There are some builtin character classes. You can use these inside a character class definition (i.e. inside the square brackets) or outside.

Builtin Class Description
\n new line character (#xA)
\r carriage return character (#xD)
\t tab character (#x9)
. anything except a newline or carriage return (i.e. [^\n\r])
\s space, tab, newline or carriage return (i.e. [#x20\t\n\r])
\S non-space character (i.e. [^\s])
\i a letter, underscore or colon
\I not a letter, underscore or colon (i.e. [^\i])
\d same as [0-9]
\D same as [^\d]
\w common characters found in words, excludes punctuation and other separators
\W same as [^\w]

Example: character class

Pattern Explanation
ABC\tDEF matches content that starts with ABC, is followed by tab, and then ends with DEF

Grouping #

It is sometimes necessary to group contiguous parts of you pattern. For example, if a quantifier is intended to apply to more than one part of your pattern, you need to group these. This is done using parenthesis.

Example: grouping

Pattern Explanation
([A-Z][a-z]*)+ Matches camel-cased strings (e.g. ThisIsAVeryLongIdentifier). Note that the * applies just to the character class for lower case letters, but the + applies to the combination of the two grouped character classes.

Metacharacters #

As we have seen, some characters have special meaning when constructing patterns. If you want to refer to these characters literally you need to escape them with a backslash. So, if you’d like to match a question mark, you must type \?. Here is the full list of metacharacters

. \ ? * + { } ( ) [ ].

Anonymous Captures #

Patterns are useful for identifying relevant content.
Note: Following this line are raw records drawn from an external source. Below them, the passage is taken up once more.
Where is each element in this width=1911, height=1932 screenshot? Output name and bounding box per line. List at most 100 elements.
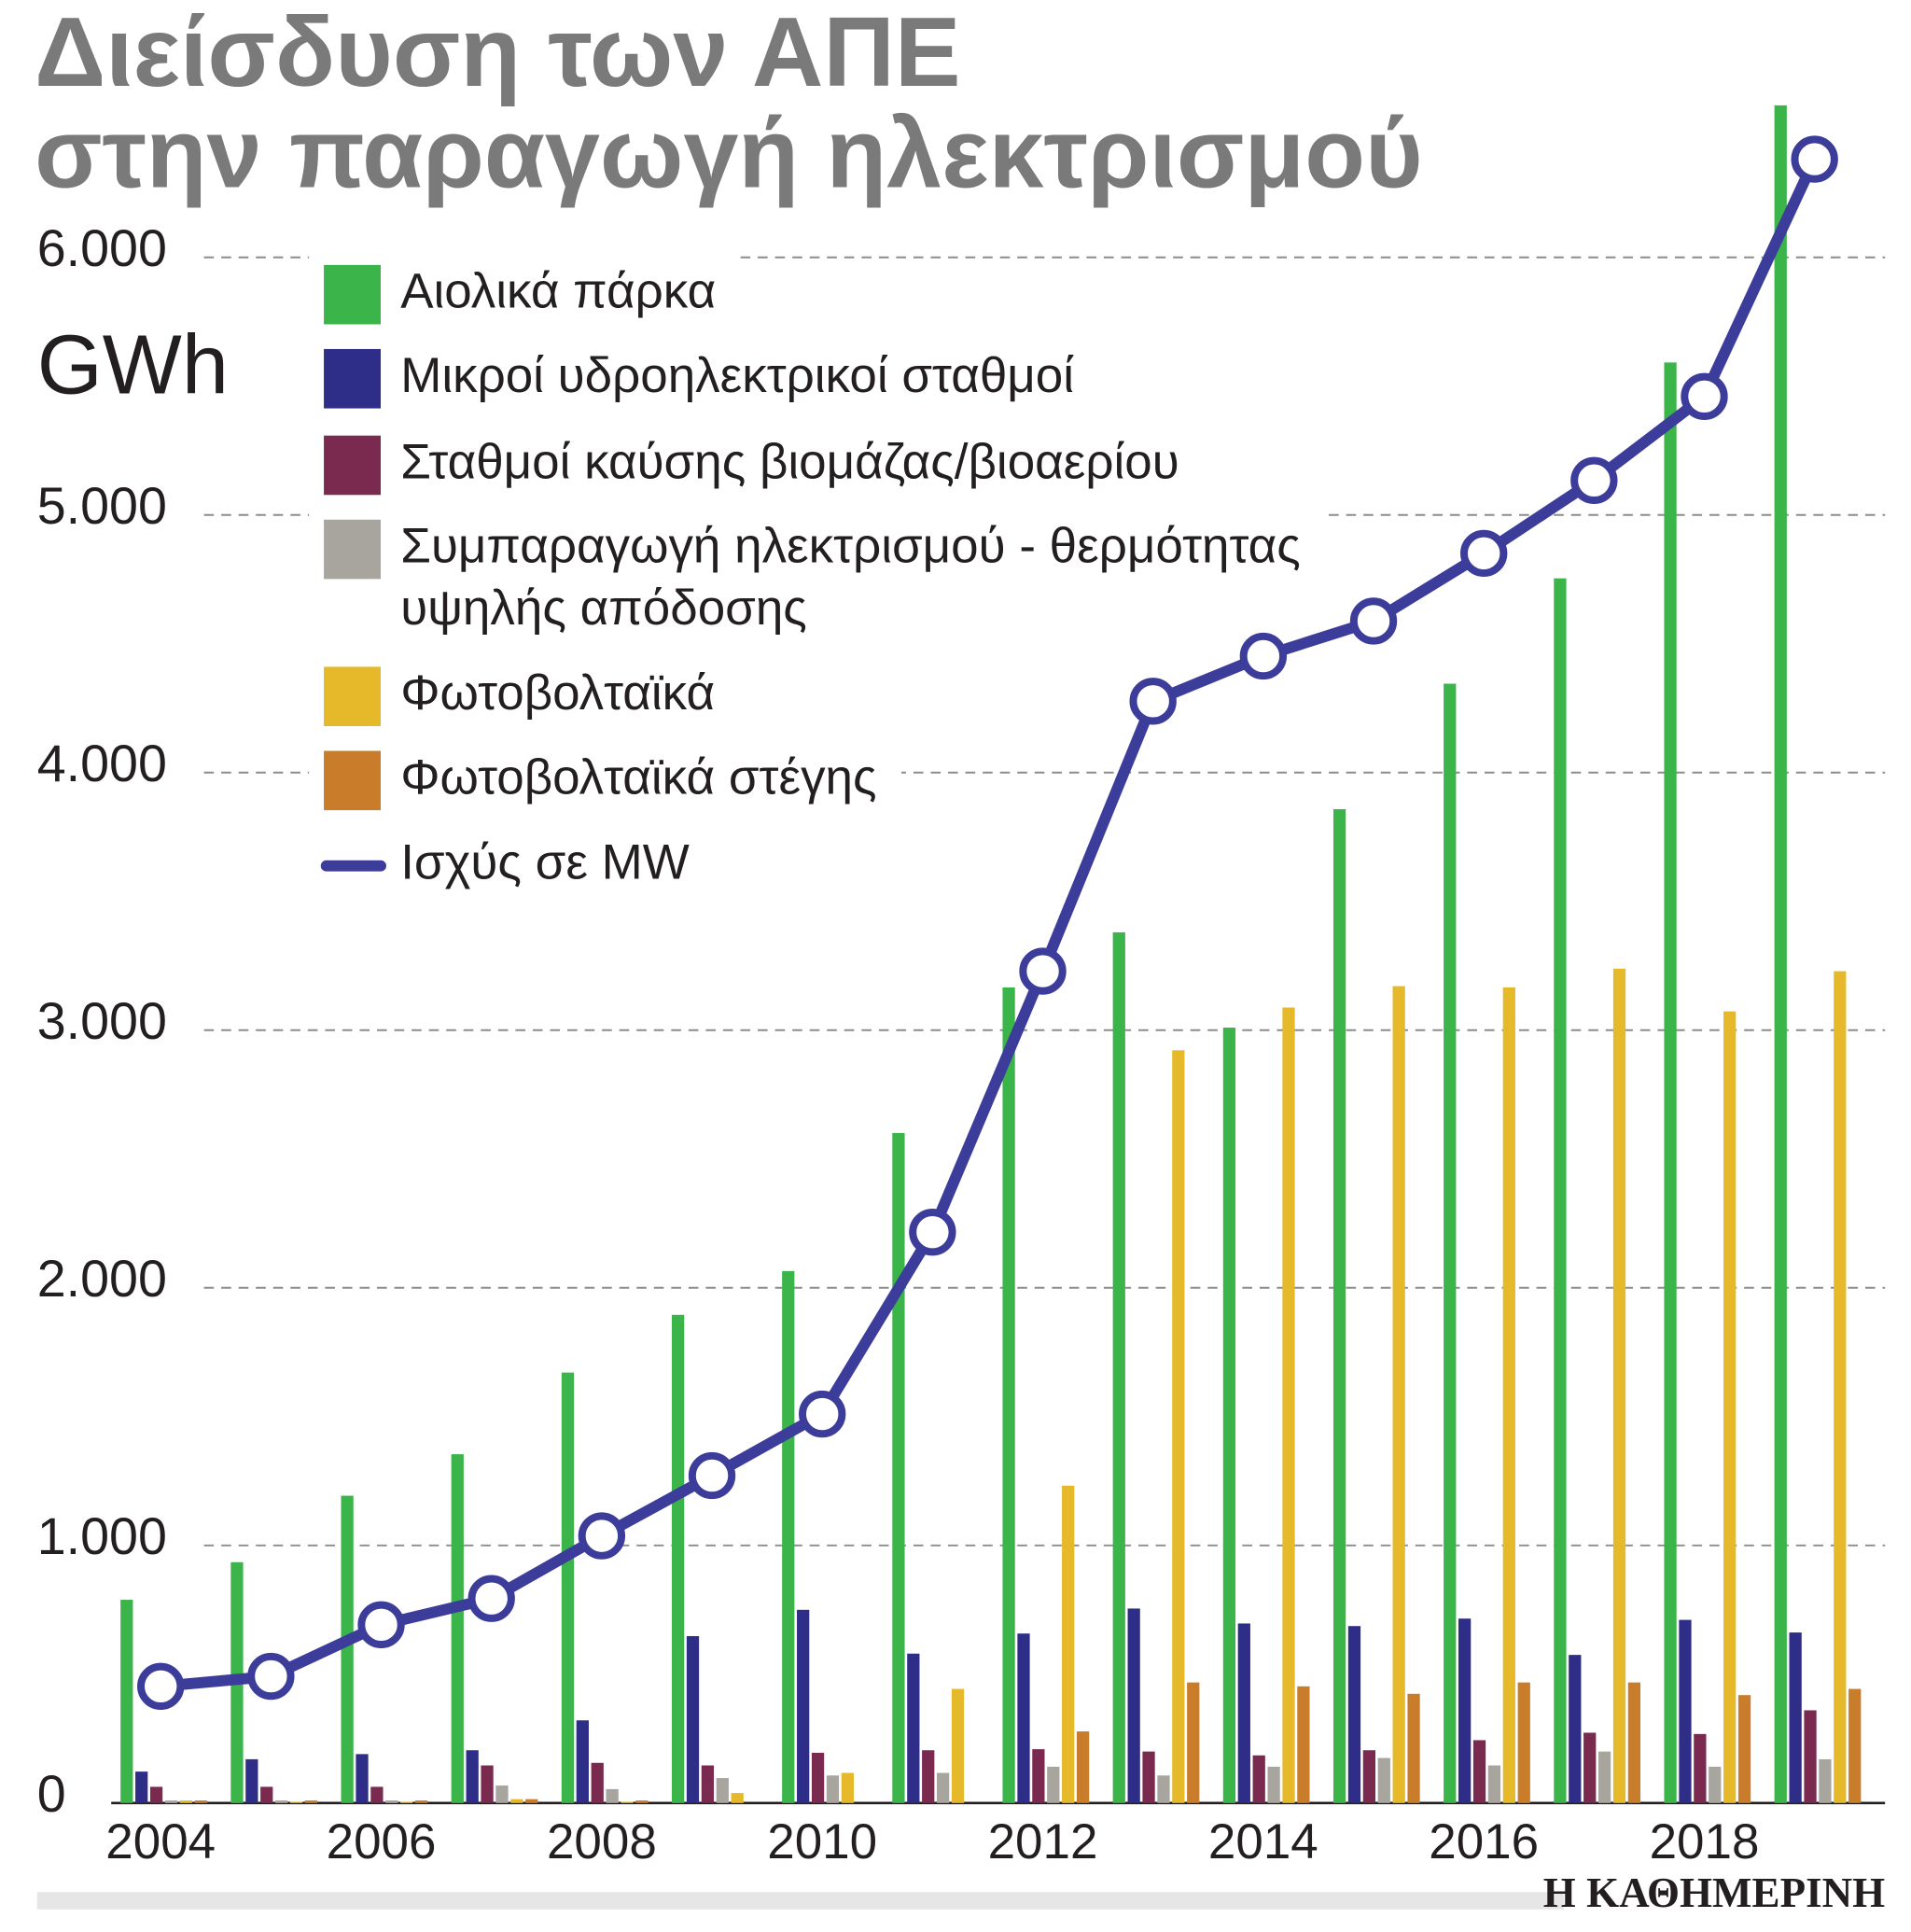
legend-label: Φωτοβολταϊκά στέγης (400, 749, 876, 805)
bar (1017, 1633, 1030, 1803)
y-tick-label: 0 (37, 1765, 66, 1823)
bar (120, 1600, 133, 1803)
bar (1112, 931, 1125, 1803)
bar (1032, 1749, 1045, 1803)
bar (260, 1786, 273, 1803)
bar (1664, 362, 1677, 1803)
bar (400, 1801, 413, 1803)
bar (1597, 1751, 1611, 1803)
bar (1222, 1028, 1236, 1803)
y-tick-label: 5.000 (37, 477, 167, 535)
bar (1047, 1766, 1060, 1803)
bar (1392, 986, 1405, 1803)
bar (1679, 1619, 1692, 1803)
line-marker (578, 1512, 626, 1560)
legend: Αιολικά πάρκα Μικροί υδροηλεκτρικοί σταθμ… (309, 252, 1326, 908)
x-tick-label: 2008 (547, 1814, 657, 1869)
legend-label: Σταθμοί καύσης βιομάζας/βιοαερίου (400, 434, 1179, 489)
bar (797, 1609, 810, 1803)
y-tick-label: 2.000 (37, 1250, 167, 1308)
legend-label: Συμπαραγωγή ηλεκτρισμού - θερμότητας υψηλ… (400, 519, 1301, 636)
bar (1789, 1632, 1802, 1803)
bar (289, 1801, 303, 1803)
line-marker (799, 1390, 846, 1438)
footer-bar (36, 1892, 1564, 1910)
bar (1723, 1011, 1737, 1803)
bar (635, 1800, 649, 1803)
y-tick-label: 3.000 (37, 992, 167, 1050)
legend-swatch (324, 435, 382, 496)
bar (1062, 1485, 1075, 1803)
line-marker (1791, 135, 1838, 183)
bar (1002, 987, 1015, 1803)
bar (922, 1750, 935, 1803)
bar (826, 1775, 840, 1803)
bar (1332, 808, 1346, 1803)
bar (525, 1799, 538, 1803)
line-marker (247, 1652, 295, 1701)
bar (510, 1799, 523, 1803)
bar (1267, 1766, 1280, 1803)
line-marker (1460, 529, 1508, 578)
bar (1737, 1695, 1751, 1803)
y-unit: GWh (37, 318, 229, 413)
chart-title: Διείσδυση των ΑΠΕ (35, 0, 960, 107)
bar (1347, 1626, 1361, 1803)
bar (1569, 1655, 1582, 1803)
bar (1377, 1757, 1390, 1803)
bar (1458, 1618, 1472, 1803)
bar (892, 1132, 905, 1803)
bar (370, 1786, 384, 1803)
bar (304, 1800, 318, 1803)
bar (1554, 578, 1567, 1803)
legend-background (309, 423, 1205, 508)
x-tick-label: 2014 (1208, 1814, 1318, 1869)
chart-title: στην παραγωγή ηλεκτρισμού (35, 99, 1423, 209)
line-marker (137, 1662, 185, 1710)
source: Η ΚΑΘΗΜΕΡΙΝΗ (1543, 1869, 1885, 1916)
bar (701, 1765, 715, 1803)
bar (1627, 1682, 1641, 1803)
legend-label: Αιολικά πάρκα (400, 264, 716, 319)
bar (275, 1800, 288, 1803)
line-marker (909, 1209, 956, 1256)
bar (1517, 1682, 1530, 1803)
line-marker (1019, 947, 1067, 995)
bar (716, 1778, 729, 1803)
x-tick-label: 2010 (767, 1814, 877, 1869)
bar (686, 1635, 700, 1803)
bar (1819, 1758, 1832, 1803)
x-tick-label: 2016 (1429, 1814, 1539, 1869)
legend-label: Μικροί υδροηλεκτρικοί σταθμοί (400, 348, 1074, 403)
bar (576, 1720, 589, 1803)
bar (811, 1753, 825, 1803)
legend-background (309, 336, 1099, 421)
bar (782, 1270, 795, 1803)
bar (1804, 1710, 1817, 1803)
x-tick-label: 2012 (988, 1814, 1098, 1869)
bar (1444, 683, 1457, 1803)
bar (495, 1785, 509, 1803)
legend-background (309, 654, 740, 739)
x-tick-label: 2018 (1650, 1814, 1760, 1869)
bar (1612, 968, 1626, 1803)
bar (731, 1793, 744, 1803)
line (160, 157, 1820, 1692)
bar (385, 1800, 398, 1803)
y-tick-label: 4.000 (37, 735, 167, 792)
line-marker (1129, 678, 1177, 725)
line-marker (688, 1451, 736, 1500)
bar (1076, 1731, 1090, 1803)
bar (1848, 1688, 1862, 1803)
bar (1583, 1732, 1597, 1803)
x-tick-label: 2004 (105, 1814, 216, 1869)
legend-swatch (324, 750, 382, 811)
line-marker (1239, 632, 1288, 680)
y-tick-label: 6.000 (37, 219, 167, 277)
bar (194, 1800, 207, 1803)
bar (951, 1688, 965, 1803)
legend-background (309, 252, 741, 337)
legend-label: Φωτοβολταϊκά (400, 665, 715, 721)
They can also be used to pick out some of the intersting parts for use. This ability to tease apart content is really very powerful when it comes to creating your rules. In Migrate, these content references can be used in annotation arguments.

Anonymous captures are created by surrounding parts of your patterns in parentheses. You can then reference the matched portions with the backslash notation: \1 for the first capture, \2 for the second, and so on. The captures are counted left-to-right within a pattern, and top-down if you have more than one pattern in your rule. It is the placement of these parentheses in your patterns that permits the matched content to be referenced in this way. This is why they are called captures — you are capturing content.

Remember that parentheses are also used for grouping, as described earlier. This does not cause trouble in practice. Just identify your captures by counting opening parentheses from left to right in your pattern.

Example: anonymous captures

Pattern Use Explanation
(.*)\.tiff set-attribute(src=\1.jpg) Change the extension of .tiff images .jpg.
Version:\s+(\d+)\.(\d+) p.map.product-version(version=\1;release=\2) Extract the major an minor numbers from a version string in order to populate map metadata.
\(\d{3}\)\s*\d{3}-\d{4} prolog.meta.othermeta((area code)(\1)) Extract the area code of a phone number and place it in prolog metadata. Note that in this example the pattern had to match literal parentheses. These have been escaped by a backslash. When escaped, the parentheses lose their special meaning for grouping and indicating captures.

Named Captures #

If you like, you can name your captures in your patterns. Doing so means that you won’t have to worry about counting your groups. This is also more robust because the count can be thrown off if you add a capture to the rule at some later time. A meaningful name also indicates the purpose of the capture more clearly to others working with the rule set.

You name your captures by using curly braces. You reference the capture with a backslash followed by the capture name in braces.

Example: named captures

Pattern Use
Version:\s+({major}\d+)\.({minor}\d+) p.map.product-version(version=\{major};release=\{minor})

Character Class Escapes #

See the W3C XML Schema Datatypes specification for more details on character class escapes.